You cannot own information, thus it cannot be stolen. You can only attempt to control access on an agreement basis. But that basis has nothing to do with legality. And shouldn't because that's retarded
That’s a nice-sounding platitude, but at a certain level it runs into the same issues Communism does: if someone doesn’t have a right to make a living off their work, they can’t or won’t spend time doing that work.
Wow what a fucking stupid response.
The only theory of Property that allows something like IP to exist is one based on labor value. It doesn't "reach the same problem as communism" intellectual property IS communist legal theory. "My effort and labor should be rewarded" fuck off.
Property isn't about getting people to work. So frankly I don't give a single fucking shit if people "cant make a living" off using men with guns to force you to pretend you don't know something.
For Property to exist it must have Scarcity and Exclusivity. Intellectual property has neither.
Intellectual Property is about the stupidest legal doctrine after central banking.
Let's say I spend a bunch of time writing anything. A story, a history, a song, a news article, a scientific text, whatever. Hours and hours of research writing and such. When I spend my time on this, I don't have the use of that time to do a different job, so when I finish my product, I put it behind some sort of paywall because I need to make money somehow.
Now, I'm not saying "I did a thing for hours, people owe me money." If what I made is crap, it doesn't matter how long I spent doing it, no one will want to buy it. But, if some moron says "hey, this is great, everyone should have it for free!" and then circumvents my paywall, and I can't make any money off of it... it doesn't matter how nice and high-minded you tell yourself you're being, the bottom line is that I no longer have the ability to trade my time for something other than working a job that isn't creating that thing, so I'm not going to keep making it. Because it's true that no one is obligated to think my labor is worth paying for, but it is also true that I am not obligated to perform labor no one pays for—and that, in many cases, even if I want to, I cannot afford to.

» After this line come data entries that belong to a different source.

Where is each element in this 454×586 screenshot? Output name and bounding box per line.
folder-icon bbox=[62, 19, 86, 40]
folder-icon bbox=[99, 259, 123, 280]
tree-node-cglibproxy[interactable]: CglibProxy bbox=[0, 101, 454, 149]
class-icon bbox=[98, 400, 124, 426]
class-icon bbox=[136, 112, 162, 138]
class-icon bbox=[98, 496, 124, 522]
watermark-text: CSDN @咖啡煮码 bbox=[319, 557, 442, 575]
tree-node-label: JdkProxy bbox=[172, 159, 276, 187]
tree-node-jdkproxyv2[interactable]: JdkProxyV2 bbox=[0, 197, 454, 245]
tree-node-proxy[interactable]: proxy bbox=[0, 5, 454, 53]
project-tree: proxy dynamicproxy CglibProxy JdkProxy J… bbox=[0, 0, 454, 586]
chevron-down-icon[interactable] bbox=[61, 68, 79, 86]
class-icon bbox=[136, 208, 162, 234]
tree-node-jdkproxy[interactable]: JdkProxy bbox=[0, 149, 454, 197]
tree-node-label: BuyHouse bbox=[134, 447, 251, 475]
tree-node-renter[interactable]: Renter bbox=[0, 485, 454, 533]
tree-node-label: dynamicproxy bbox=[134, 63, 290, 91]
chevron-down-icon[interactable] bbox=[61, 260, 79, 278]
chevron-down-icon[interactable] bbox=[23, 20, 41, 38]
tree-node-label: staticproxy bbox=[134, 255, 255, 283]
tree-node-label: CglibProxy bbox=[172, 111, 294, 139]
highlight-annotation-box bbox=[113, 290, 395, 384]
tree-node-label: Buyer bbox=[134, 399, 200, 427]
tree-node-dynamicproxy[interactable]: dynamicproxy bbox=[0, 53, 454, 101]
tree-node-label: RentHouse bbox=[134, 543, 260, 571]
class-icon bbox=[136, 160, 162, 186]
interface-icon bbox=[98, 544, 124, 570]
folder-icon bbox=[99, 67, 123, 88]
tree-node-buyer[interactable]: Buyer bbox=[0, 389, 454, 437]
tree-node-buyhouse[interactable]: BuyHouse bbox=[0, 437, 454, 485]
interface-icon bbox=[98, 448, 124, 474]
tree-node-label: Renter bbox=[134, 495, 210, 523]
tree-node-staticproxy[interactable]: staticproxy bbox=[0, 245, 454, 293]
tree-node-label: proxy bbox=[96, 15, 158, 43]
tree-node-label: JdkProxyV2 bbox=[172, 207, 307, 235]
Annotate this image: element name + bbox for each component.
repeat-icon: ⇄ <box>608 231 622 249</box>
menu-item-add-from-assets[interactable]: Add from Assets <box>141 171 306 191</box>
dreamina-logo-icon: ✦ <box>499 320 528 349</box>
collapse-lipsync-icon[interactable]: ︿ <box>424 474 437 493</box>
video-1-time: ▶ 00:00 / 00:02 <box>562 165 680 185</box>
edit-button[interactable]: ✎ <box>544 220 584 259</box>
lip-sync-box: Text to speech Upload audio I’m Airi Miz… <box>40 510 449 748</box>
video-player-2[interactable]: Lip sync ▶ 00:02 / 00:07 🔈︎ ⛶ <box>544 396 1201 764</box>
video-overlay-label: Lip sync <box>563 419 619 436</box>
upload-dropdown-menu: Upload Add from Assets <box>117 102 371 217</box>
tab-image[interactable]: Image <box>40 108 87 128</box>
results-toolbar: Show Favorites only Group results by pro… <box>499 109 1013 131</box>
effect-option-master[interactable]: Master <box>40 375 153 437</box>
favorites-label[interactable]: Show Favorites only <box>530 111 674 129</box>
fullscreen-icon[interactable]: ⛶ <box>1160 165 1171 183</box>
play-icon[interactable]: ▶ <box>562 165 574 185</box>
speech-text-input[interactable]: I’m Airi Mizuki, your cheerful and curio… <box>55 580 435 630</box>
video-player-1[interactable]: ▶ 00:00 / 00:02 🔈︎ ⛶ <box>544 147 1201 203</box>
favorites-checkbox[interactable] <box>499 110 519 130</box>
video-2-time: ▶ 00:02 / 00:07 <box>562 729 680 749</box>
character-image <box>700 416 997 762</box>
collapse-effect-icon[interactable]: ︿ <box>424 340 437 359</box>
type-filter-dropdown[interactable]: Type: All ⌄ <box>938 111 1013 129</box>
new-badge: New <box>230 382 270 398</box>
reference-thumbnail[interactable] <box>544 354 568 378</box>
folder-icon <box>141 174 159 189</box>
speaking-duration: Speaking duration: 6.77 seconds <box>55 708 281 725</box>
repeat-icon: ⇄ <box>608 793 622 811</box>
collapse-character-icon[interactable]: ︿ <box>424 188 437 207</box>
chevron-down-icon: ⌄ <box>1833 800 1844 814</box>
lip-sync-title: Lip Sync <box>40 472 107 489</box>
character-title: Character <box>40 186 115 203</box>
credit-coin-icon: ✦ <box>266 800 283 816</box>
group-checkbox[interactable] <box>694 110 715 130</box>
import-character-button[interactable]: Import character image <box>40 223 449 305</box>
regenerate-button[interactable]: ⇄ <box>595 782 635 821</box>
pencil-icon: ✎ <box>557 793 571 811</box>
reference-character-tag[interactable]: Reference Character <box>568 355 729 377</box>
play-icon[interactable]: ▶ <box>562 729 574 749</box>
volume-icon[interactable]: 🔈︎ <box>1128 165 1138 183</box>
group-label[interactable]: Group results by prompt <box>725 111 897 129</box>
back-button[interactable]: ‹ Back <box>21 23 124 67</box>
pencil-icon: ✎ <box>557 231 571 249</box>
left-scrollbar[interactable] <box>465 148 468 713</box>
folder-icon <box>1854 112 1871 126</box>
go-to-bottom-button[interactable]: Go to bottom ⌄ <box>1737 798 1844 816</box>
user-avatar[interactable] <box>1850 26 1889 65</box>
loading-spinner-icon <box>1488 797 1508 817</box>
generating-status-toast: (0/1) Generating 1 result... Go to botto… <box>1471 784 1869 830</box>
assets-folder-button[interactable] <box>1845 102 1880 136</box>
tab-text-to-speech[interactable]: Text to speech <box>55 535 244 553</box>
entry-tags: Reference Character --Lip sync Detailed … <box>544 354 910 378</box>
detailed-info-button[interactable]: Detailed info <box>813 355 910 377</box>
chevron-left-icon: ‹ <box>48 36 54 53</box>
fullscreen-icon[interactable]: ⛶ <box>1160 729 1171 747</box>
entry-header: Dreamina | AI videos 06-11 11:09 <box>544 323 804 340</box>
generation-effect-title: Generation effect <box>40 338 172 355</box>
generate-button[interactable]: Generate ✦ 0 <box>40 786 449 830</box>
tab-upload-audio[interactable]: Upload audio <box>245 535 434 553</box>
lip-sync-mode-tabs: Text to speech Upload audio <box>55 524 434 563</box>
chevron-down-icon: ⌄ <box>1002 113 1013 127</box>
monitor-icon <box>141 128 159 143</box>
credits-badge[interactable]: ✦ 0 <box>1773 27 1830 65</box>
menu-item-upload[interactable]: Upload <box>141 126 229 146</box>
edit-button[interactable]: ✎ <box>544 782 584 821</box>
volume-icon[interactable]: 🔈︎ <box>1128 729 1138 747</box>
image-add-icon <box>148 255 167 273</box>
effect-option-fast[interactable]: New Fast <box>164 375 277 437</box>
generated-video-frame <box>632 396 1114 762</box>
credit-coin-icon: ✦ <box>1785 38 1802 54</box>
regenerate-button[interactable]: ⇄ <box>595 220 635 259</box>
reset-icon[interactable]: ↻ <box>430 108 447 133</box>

You are conflating two different things in a way that doesn't work. All I'm saying is that if no one pays for everything you're writing off as some ephemeral bullshit, people will stop making that stuff.
I love that your counterargument to "I don't fucking care if you can't make a living as an author" is to explain why you can't make a living as an author, and to fail at it anyway.
So I'll repeat.
I don't fucking care. Laws written "so that creative people can get paid for writing books" aren't legitimate legal theory.
I love this part: "but it is also true that I am not obligated to perform labor no one pays for—and that, in many cases, even if I want to, I cannot afford to." So fucking don't you retard.
Wonder how this'll effect Steam's recent announcement over transferring ownership of accounts. ToS already means fuck all legally speaking but it'll be funny if services like them have to go to court to try and defend them for the judge to go 'nah, customer keeps his stuff'
I foresee an increase in the cost of all Canadian digital subscriptions.
Can it now be taken from her, and shared?
I wonder if streaming sites will simply refuse to serve Canadian IP addresses and take Canadian currency until the Government changes the law? I can't see them rolling over and allowing this to go unchallenged.